Proactive Exposure Hunting
Zafran provides proactive exposure hunting ability to find potential threat sources before they become live threats. In most environments, businesses will use periodic scans or vendor supplied patches to determine if they were impacted by new vulnerabilities. This lag time in reporting can leave holes in visibility especially with new threat types. Zafran helps to overcome this limitation by continually analyzing the environment for exposure in near real-time.

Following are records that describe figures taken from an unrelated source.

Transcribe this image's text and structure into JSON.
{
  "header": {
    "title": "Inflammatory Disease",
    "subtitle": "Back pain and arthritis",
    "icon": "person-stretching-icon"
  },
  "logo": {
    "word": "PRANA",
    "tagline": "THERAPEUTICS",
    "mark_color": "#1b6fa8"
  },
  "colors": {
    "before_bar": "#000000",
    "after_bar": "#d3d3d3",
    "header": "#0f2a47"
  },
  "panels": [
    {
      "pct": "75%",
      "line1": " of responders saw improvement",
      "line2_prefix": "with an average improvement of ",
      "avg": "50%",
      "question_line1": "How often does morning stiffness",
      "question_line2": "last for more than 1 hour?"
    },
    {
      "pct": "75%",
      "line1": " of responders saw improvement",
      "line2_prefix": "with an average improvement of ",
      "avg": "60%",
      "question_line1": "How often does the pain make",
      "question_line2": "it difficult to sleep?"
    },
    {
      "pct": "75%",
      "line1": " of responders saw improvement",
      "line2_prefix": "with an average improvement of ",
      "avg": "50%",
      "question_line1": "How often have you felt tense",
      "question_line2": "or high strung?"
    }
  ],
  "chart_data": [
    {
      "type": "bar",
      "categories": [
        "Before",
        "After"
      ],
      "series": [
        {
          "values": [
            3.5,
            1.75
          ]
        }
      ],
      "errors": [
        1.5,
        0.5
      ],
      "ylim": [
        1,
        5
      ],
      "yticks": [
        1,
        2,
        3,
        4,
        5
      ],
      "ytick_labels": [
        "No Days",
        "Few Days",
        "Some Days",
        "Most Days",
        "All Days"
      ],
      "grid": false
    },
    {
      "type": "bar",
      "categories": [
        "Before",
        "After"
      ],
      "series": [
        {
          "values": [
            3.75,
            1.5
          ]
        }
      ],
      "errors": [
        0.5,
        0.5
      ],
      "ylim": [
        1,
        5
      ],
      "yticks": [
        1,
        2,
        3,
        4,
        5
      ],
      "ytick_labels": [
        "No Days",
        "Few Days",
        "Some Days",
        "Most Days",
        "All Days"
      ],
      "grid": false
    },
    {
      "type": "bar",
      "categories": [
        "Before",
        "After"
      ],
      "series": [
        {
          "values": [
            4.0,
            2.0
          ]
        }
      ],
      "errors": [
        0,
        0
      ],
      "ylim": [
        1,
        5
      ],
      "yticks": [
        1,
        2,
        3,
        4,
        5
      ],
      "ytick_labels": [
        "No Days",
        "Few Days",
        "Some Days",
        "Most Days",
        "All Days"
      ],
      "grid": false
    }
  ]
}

Through maintaining an accurate component inventory and dependency map for all software components across the environment, Zafran is able to determine quickly whether new publicly available vulnerability disclosures affect components already present in the company’s environment. In addition, Zafran analyzes each underlying library and package that exists within the software components and compares them against the vulnerability scanning methods that are in use.
In addition to identifying what assets are affected by newly published vulnerabilities, the Zafran software also provides context around how those assets fit into the overall network environment. To do this, it analyzes the asset’s network access and existing security controls to make a determination whether or not the newly published vulnerabilities would actually be exploitable if leveraged against the systems. This method provides a process for the security team to identify not only where there are vulnerabilities but also where the vulnerabilities may be leveraged as part of a potential attack path.